Because the leukemia was caught early, Kageyama’s outlook is bright. He takes a chemotherapy pill nightly and will return to Anchorage every three months for bone marrow tests. Otherwise, it is all systems go for Kageyama. Well, almost — he can’t fully open his mouth; can’t exercise vigorously; and can’t eat hard food. 

“I can almost do everything someone normal could do,” Kageyama said. 

The soft-spoken student experienced the ultimate high and the ultimate low in October. 

He competed in his first ASAA/First National Bank Alaska Tennis State Championships on Oct. 11 in Anchorage. Less than 10 days later, he was diagnosed with chronic myelogenous leukemia — a blood-cell cancer that begins in the bone marrow. 

“I wasn’t afraid of dying, but it was scary for me because I had never experienced something like this,” Kageyama said. “I cried a little bit.”

Kageyama’s leukemia would have gone unnoticed if it wasn’t for a trip to the dentist to have his four wisdom teeth removed. 

After returning home from the dentist, the sockets in his mouth would not stop bleeding. Finally, on the third trip to the emergency room in Kodiak, a blood test was done. The test revealed that Kageyama’s white blood cells and platelet levels were high. 

Kageyama was sent to Providence in Anchorage to confirm the diagnosis of leukemia. 

His sockets were stitched to stop the bleeding, and he remained in Anchorage — with his father, who took time off from his job to be with his son — until his platelet levels were stable enough to return to The Rock.

The first week in the hospital was rough, because it was painful to move. Plus, the food options were limited. 

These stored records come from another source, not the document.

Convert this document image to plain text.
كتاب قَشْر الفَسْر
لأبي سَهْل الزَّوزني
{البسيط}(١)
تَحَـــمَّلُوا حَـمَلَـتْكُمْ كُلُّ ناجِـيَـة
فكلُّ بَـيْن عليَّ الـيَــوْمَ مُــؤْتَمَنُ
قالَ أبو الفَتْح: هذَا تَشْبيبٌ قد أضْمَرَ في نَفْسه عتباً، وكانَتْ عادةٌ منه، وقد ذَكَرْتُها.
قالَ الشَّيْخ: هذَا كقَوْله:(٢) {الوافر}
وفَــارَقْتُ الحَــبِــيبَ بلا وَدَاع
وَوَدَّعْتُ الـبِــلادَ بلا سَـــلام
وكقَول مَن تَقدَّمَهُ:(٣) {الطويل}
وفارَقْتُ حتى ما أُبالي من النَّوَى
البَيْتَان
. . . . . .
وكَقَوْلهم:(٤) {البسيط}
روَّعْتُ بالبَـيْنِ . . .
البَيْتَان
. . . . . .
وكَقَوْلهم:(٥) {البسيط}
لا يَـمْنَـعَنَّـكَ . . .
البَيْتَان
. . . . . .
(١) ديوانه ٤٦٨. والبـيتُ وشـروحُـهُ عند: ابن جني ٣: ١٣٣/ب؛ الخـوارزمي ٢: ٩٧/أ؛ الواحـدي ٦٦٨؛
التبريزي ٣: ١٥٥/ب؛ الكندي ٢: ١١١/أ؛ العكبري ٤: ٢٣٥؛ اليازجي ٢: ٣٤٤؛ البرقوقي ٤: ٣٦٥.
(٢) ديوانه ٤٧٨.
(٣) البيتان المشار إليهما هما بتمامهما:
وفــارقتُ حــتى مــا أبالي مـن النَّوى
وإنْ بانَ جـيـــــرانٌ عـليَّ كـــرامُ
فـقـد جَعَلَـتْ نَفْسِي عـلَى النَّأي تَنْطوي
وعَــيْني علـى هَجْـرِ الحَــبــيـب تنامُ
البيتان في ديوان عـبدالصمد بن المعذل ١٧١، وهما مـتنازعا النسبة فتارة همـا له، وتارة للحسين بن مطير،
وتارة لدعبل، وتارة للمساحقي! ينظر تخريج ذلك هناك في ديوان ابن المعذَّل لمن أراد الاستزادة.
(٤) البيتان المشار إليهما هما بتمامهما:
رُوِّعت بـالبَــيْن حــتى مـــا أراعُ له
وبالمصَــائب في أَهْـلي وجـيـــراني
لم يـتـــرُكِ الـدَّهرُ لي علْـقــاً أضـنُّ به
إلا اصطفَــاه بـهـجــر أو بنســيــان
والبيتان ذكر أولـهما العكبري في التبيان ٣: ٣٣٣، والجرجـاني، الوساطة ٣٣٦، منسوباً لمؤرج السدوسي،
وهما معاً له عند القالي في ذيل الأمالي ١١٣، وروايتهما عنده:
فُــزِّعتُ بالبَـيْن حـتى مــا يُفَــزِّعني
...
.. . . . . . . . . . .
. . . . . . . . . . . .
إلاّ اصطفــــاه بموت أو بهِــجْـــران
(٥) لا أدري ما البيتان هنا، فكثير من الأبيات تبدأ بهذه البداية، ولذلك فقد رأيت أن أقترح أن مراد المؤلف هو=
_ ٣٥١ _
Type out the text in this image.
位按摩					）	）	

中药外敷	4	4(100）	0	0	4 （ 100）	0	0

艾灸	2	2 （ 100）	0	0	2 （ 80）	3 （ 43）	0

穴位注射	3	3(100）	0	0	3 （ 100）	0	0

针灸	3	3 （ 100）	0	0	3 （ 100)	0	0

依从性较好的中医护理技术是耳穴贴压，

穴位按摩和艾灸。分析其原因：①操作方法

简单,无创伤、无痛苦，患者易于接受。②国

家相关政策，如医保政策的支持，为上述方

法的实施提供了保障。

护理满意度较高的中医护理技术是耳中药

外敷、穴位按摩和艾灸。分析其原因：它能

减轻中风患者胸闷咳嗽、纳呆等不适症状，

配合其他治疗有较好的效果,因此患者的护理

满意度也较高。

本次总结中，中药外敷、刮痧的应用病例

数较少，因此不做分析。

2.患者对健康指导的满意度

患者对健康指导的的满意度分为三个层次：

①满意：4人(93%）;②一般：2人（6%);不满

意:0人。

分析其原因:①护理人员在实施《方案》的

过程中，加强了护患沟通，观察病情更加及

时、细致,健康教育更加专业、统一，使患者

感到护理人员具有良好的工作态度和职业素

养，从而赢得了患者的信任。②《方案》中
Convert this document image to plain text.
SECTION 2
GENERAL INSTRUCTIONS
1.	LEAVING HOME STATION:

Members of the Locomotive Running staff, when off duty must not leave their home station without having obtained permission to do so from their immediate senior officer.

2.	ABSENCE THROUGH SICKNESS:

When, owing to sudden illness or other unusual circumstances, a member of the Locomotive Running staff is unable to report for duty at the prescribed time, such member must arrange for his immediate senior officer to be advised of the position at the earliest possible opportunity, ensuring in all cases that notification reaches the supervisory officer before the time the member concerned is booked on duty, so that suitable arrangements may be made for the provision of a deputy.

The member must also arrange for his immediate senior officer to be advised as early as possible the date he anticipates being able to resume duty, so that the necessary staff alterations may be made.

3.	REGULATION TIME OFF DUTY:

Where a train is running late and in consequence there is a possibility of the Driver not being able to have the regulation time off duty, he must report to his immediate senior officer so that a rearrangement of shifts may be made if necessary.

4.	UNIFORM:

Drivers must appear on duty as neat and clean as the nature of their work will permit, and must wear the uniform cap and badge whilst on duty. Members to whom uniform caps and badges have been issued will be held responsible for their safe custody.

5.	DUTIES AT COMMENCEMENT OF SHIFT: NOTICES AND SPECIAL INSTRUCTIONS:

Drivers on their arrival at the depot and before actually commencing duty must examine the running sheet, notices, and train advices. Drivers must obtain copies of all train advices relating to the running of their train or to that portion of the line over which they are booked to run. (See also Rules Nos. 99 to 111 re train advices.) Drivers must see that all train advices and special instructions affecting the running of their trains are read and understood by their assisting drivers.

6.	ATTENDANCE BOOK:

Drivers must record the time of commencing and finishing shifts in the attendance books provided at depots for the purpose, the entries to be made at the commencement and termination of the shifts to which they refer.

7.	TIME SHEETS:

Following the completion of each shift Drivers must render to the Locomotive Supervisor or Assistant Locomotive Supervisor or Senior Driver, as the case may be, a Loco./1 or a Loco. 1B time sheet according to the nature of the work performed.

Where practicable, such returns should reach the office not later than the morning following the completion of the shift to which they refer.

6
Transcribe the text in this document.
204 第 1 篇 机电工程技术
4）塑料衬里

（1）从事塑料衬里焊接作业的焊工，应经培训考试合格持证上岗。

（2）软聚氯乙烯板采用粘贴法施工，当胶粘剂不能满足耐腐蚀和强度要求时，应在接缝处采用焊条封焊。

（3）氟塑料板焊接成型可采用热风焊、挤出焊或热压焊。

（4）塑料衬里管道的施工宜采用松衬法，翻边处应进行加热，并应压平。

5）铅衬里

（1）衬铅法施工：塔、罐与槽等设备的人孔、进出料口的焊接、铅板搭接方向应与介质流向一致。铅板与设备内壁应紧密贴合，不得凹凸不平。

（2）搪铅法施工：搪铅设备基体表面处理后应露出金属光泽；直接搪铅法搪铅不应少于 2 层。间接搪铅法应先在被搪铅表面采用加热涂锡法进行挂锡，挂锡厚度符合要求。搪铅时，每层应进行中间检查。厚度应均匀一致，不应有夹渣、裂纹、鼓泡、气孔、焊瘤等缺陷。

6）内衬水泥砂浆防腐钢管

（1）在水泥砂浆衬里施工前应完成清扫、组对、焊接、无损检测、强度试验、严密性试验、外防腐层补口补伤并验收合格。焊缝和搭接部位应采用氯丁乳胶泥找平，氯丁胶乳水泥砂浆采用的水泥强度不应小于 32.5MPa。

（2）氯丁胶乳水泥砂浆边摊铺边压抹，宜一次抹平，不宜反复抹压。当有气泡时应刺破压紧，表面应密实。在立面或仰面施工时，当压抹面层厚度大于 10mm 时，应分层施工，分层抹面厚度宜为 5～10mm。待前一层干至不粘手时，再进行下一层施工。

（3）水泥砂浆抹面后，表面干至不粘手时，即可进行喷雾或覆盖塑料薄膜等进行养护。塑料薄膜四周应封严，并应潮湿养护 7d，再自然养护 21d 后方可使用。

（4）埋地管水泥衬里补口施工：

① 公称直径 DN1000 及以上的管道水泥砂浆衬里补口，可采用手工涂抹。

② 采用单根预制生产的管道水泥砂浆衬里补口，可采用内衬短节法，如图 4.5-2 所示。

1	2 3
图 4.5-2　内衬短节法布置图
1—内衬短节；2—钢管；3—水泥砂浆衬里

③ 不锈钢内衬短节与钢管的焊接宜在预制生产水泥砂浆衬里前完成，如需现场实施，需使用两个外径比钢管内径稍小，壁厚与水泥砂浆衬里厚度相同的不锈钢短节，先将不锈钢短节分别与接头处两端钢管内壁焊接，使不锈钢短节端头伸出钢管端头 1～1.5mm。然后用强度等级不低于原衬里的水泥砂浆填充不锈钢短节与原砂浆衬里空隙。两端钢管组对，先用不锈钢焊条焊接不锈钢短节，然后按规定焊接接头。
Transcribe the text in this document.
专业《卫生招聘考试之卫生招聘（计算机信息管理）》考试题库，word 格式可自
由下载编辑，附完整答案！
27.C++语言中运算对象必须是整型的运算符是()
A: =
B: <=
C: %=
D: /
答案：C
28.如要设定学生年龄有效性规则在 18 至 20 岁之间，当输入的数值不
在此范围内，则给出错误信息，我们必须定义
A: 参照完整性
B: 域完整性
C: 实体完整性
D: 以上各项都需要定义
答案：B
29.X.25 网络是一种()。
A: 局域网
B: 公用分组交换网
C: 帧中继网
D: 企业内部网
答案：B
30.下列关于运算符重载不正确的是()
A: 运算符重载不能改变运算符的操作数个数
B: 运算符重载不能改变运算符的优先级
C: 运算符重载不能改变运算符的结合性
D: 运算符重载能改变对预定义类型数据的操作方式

“When I was on the liquid diet, it was terrible because there weren’t many options of good-tasting soups,” he said. “After a week, I was starting to be able to eat normally again, and the hospital food was actually really good.”

While Kageyama was in the hospital, his phone blew up with text messages from friends, while his friends in Anchorage visited him in person. 

As of Thursday afternoon, $8,466 had been donated to Kageyama’s medical expenses on a GoFundMe page that was set up by the Kodiak Family Church

“It is really amazing how much support I have received over the three weeks,” he said. “I am really grateful to all those people.”